Overall, I feel the paper is written in a rush and there are many problems in notations and presentation. More importantly, there seem to be a few flaws or statements without sufficient justification, which makes the paper theoretically unsolid. • \phi is used in the introduction, but it is not defined until section 2 • Could you please use [] instead of () for references? The formula are also indexed by (), which is confusing. • Definition 3.2 should be revised a bit. It has two “for all $S \subset V$” • Definition 3.3 should also be slightly revised: there are grammar mistakes and you never specify which quantity is the maximizer, though I guess it should be H. • Since the spectral maximizer depends on the cut approximator, so I think it should be defined to be \alpha-spectral maximizer” with a corresponding parameter \alpha, correct? But seems H is never associated with such a parameter. Please clarify. • What do mean by “not even using a subset of V” while requiring “two graphs on the same vertex set” on line 131 • Theorem 3.2 is confusing.

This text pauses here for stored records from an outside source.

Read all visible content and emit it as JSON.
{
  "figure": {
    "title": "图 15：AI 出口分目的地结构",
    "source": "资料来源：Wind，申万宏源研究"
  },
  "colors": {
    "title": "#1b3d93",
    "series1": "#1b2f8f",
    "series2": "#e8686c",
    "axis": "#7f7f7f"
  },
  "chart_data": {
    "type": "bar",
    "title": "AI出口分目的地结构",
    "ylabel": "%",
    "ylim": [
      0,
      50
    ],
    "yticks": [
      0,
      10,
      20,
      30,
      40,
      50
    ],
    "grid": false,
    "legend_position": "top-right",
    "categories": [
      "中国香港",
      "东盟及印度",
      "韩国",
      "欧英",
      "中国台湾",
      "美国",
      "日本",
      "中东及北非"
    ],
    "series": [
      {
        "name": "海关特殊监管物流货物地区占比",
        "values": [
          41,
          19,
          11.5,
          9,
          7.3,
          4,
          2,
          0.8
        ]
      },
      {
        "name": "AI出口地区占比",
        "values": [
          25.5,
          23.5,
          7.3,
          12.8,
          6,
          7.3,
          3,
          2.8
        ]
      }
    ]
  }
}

What is S? • Section 3.3 is titled as “Cheeger Inequalities for Spectral Maximizers”. But in theorem 3.3, you only show the existence of such H, but there is no statement whether the H is the spectral maximizer of G. And the Corollary 3.1 depends on Theorem 3.3. So at the end, I don’t see the connection between the results in Section 3.3 and the spectral maximizer in Section 3.2 • It is discussed at the end of page 4, that we should assume the diameter of T to be \tilde{O}(1). I don’t see a rigorous justification of this statement, unless I missed something. • The algorithm does not have theoretical guarantee for claimed properties. The authors addressed most of my questions. However, the correspondence between the existing H and the spectral maximizer is still not clear to me. Perhaps after the authors add clarification, this can be resolved. The theoretical guarantee for the algorithm is not available still, which seems to me is important. Given the current result, I will change my evaluation to 6.

### Reviewer 3

In this work the authors study the following problem: given an input graph G, define as Cut(G) the set of all graphs with the same cut structure. The goal is to find a graph H within Cut(G) that dominates spectrally G. The idea is that applying spectral clustering on H will result in better outputs, and will avoid the pathological performance of spectral clustering which actually occurs in real-world datasets. The author(s) prove that Racke's trees serve this purpose. Interestingly, sparse spectral maximizers also exist; just sparsify if needed the maximizer. The algorithm is simple to implement, and can potentially have broader impact. The weakest part in this work are the experiments. It would be interesting to demonstrate better the impact of the method.